Many veterans of World Ward II’s conflict in the air followed similar paths. A large number also experienced getting shot down, bailing out over enemy-held territory, and spending the duration of the war in a prisoner of war (POW) camp. Not many, however, visited their crash site years later, found the precise location of their parachute landing, marked the spot where they were captured, or visited with now-elderly partisans who helped some of their crewmates escape. That is what makes this book unique and a delight to read.

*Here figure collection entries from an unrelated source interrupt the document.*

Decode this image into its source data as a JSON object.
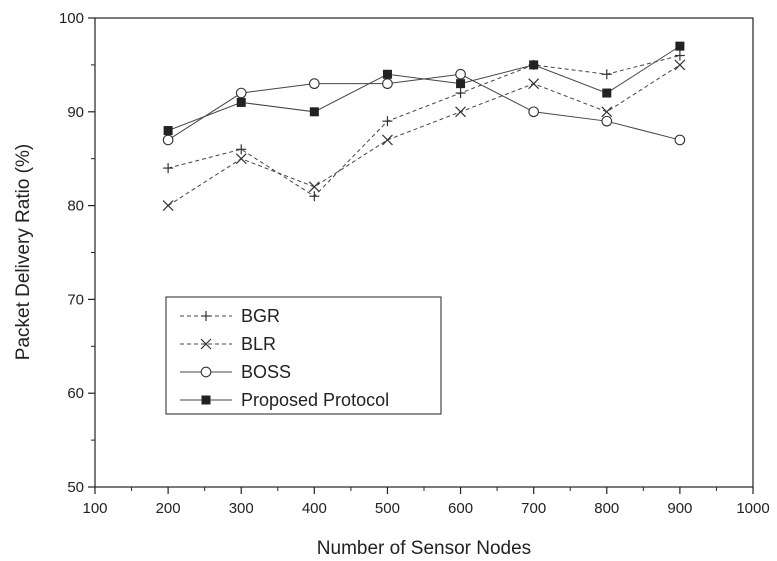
{
  "chart_data": {
    "type": "line",
    "title": "",
    "xlabel": "Number of Sensor Nodes",
    "ylabel": "Packet Delivery Ratio (%)",
    "xlim": [
      100,
      1000
    ],
    "ylim": [
      50,
      100
    ],
    "x_ticks": [
      100,
      200,
      300,
      400,
      500,
      600,
      700,
      800,
      900,
      1000
    ],
    "y_ticks": [
      50,
      60,
      70,
      80,
      90,
      100
    ],
    "grid": false,
    "legend_placement": "lower-left",
    "x": [
      200,
      300,
      400,
      500,
      600,
      700,
      800,
      900
    ],
    "series": [
      {
        "name": "BGR",
        "values": [
          84,
          86,
          81,
          89,
          92,
          95,
          94,
          96
        ],
        "marker": "plus",
        "line": "dashed"
      },
      {
        "name": "BLR",
        "values": [
          80,
          85,
          82,
          87,
          90,
          93,
          90,
          95
        ],
        "marker": "x",
        "line": "dashed"
      },
      {
        "name": "BOSS",
        "values": [
          87,
          92,
          93,
          93,
          94,
          90,
          89,
          87
        ],
        "marker": "circle-open",
        "line": "solid"
      },
      {
        "name": "Proposed Protocol",
        "values": [
          88,
          91,
          90,
          94,
          93,
          95,
          92,
          97
        ],
        "marker": "square-filled",
        "line": "solid"
      }
    ]
  }
}
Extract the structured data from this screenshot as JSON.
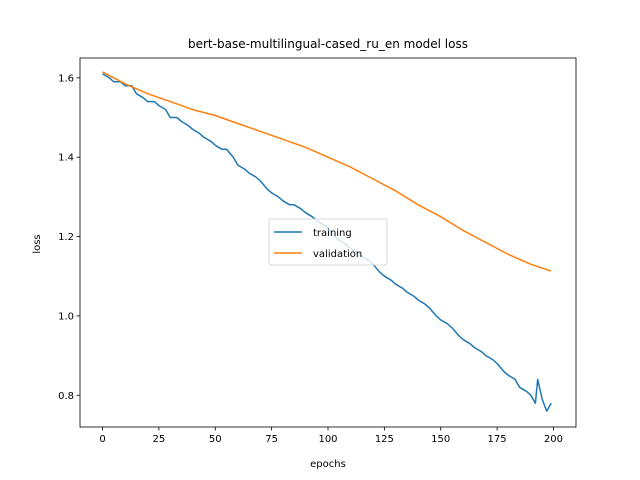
{
  "chart_data": {
    "type": "line",
    "title": "bert-base-multilingual-cased_ru_en model loss",
    "xlabel": "epochs",
    "ylabel": "loss",
    "xlim": [
      -10,
      210
    ],
    "ylim": [
      0.72,
      1.65
    ],
    "xticks": [
      0,
      25,
      50,
      75,
      100,
      125,
      150,
      175,
      200
    ],
    "yticks": [
      0.8,
      1.0,
      1.2,
      1.4,
      1.6
    ],
    "ytick_labels": [
      "0.8",
      "1.0",
      "1.2",
      "1.4",
      "1.6"
    ],
    "grid": false,
    "legend_position": "center",
    "series": [
      {
        "name": "training",
        "color": "#1f77b4",
        "x": [
          0,
          3,
          5,
          8,
          10,
          13,
          15,
          18,
          20,
          23,
          25,
          28,
          30,
          33,
          35,
          38,
          40,
          43,
          45,
          48,
          50,
          53,
          55,
          58,
          60,
          63,
          65,
          68,
          70,
          73,
          75,
          78,
          80,
          83,
          85,
          88,
          90,
          93,
          95,
          98,
          100,
          103,
          105,
          108,
          110,
          113,
          115,
          118,
          120,
          123,
          125,
          128,
          130,
          133,
          135,
          138,
          140,
          143,
          145,
          148,
          150,
          153,
          155,
          158,
          160,
          163,
          165,
          168,
          170,
          173,
          175,
          178,
          180,
          183,
          185,
          188,
          190,
          192,
          193,
          195,
          197,
          199
        ],
        "values": [
          1.61,
          1.6,
          1.59,
          1.59,
          1.58,
          1.58,
          1.56,
          1.55,
          1.54,
          1.54,
          1.53,
          1.52,
          1.5,
          1.5,
          1.49,
          1.48,
          1.47,
          1.46,
          1.45,
          1.44,
          1.43,
          1.42,
          1.42,
          1.4,
          1.38,
          1.37,
          1.36,
          1.35,
          1.34,
          1.32,
          1.31,
          1.3,
          1.29,
          1.28,
          1.28,
          1.27,
          1.26,
          1.25,
          1.24,
          1.23,
          1.22,
          1.2,
          1.19,
          1.18,
          1.17,
          1.16,
          1.15,
          1.14,
          1.13,
          1.11,
          1.1,
          1.09,
          1.08,
          1.07,
          1.06,
          1.05,
          1.04,
          1.03,
          1.02,
          1.0,
          0.99,
          0.98,
          0.97,
          0.95,
          0.94,
          0.93,
          0.92,
          0.91,
          0.9,
          0.89,
          0.88,
          0.86,
          0.85,
          0.84,
          0.82,
          0.81,
          0.8,
          0.78,
          0.84,
          0.79,
          0.76,
          0.78
        ]
      },
      {
        "name": "validation",
        "color": "#ff7f0e",
        "x": [
          0,
          10,
          20,
          30,
          40,
          50,
          60,
          70,
          80,
          90,
          100,
          110,
          120,
          130,
          140,
          150,
          160,
          170,
          180,
          190,
          199
        ],
        "values": [
          1.615,
          1.585,
          1.56,
          1.54,
          1.52,
          1.505,
          1.485,
          1.465,
          1.445,
          1.425,
          1.4,
          1.375,
          1.345,
          1.315,
          1.28,
          1.25,
          1.215,
          1.185,
          1.155,
          1.13,
          1.113
        ]
      }
    ]
  }
}
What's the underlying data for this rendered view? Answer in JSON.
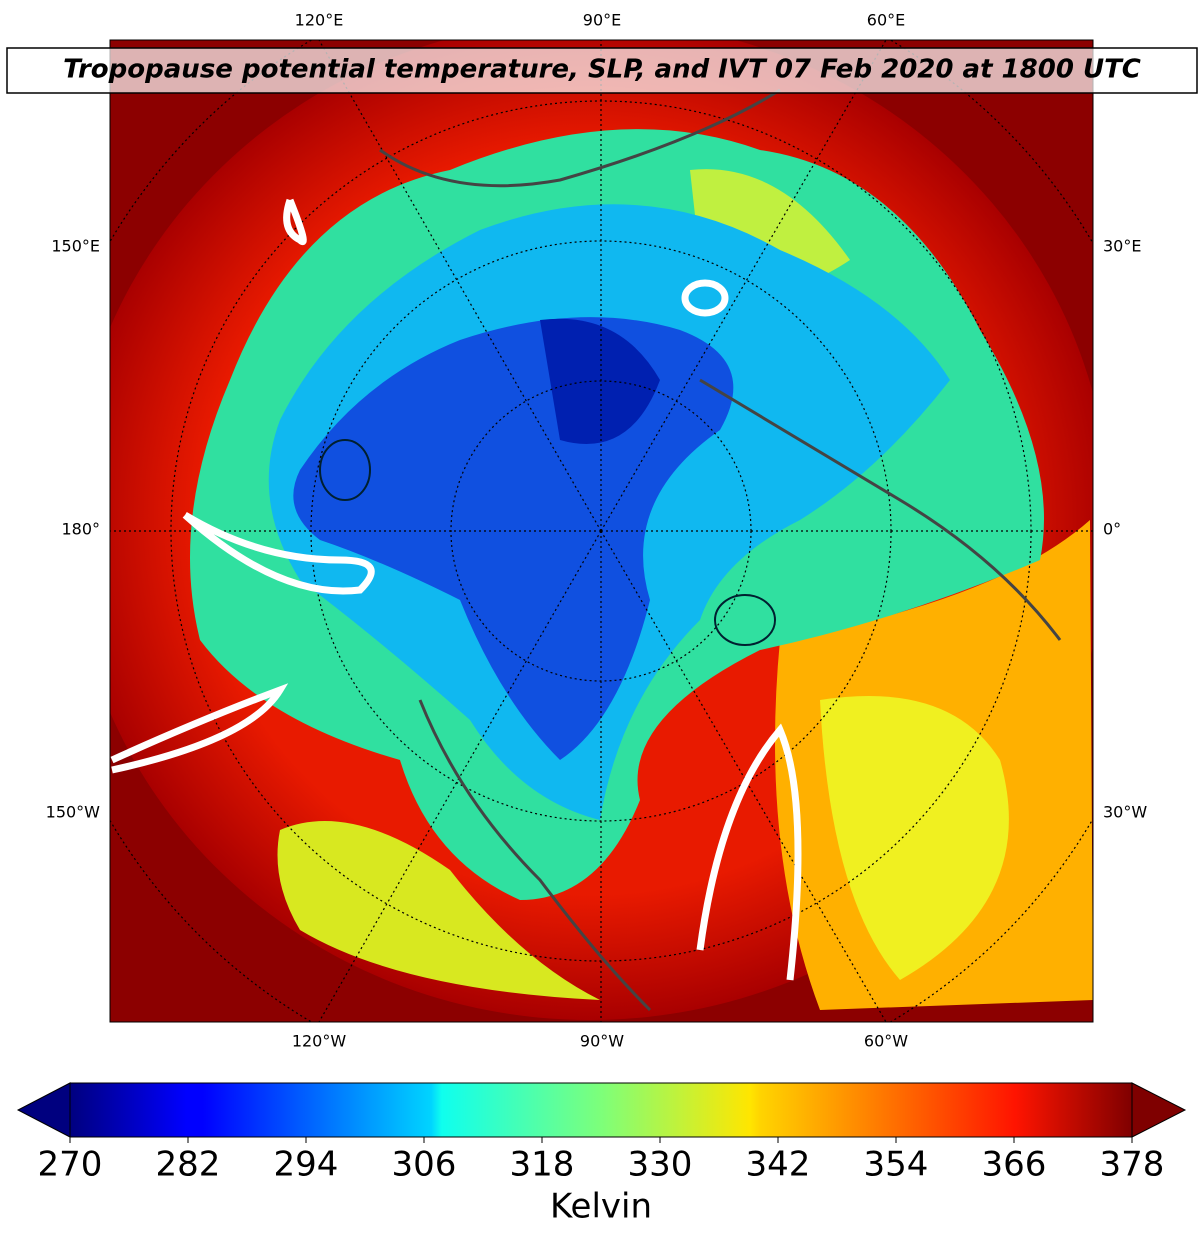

The incredible confluence of a modern Croat archaeologist discovering the scattered remains of a wartime B-24 and the ability and determination to track down the identity of that aircraft’s crew, ultimately arranging a visit for the copilot is nothing short of incredible—a superb example of “history detectives” at their finest. Okerstrom captures that story and masterfully weaves it into a narrative of Lieutenant Lamar’s journey from CPTP cadet to B-24 copilot to POW in Stalag Luft 1. The modern part of the story highlights the determined curiosity of Luka Bekic, Croat archaeologist and veteran of his country’s war for independence. Perhaps only a soldier could appreciate the potential story associated with the scraps of aluminum he found near Pula, Croatia. Only a skilled, determined researcher could trace their definitive origin, associate them with a specific crew, and ultimately contact the survivors. This is a case of the right person being in the right place at just the right time.
I must admit, I enjoyed this book so much that I took a little detour across the river one day just to see Lamar’s home town of Faucett, Missouri, and to visit Rosecrans Field near St. Joseph, Missouri, where he did his CPTP training. It was like a short trip through history. Thank you, Professor Okerstrom, for your book that prompted the tour.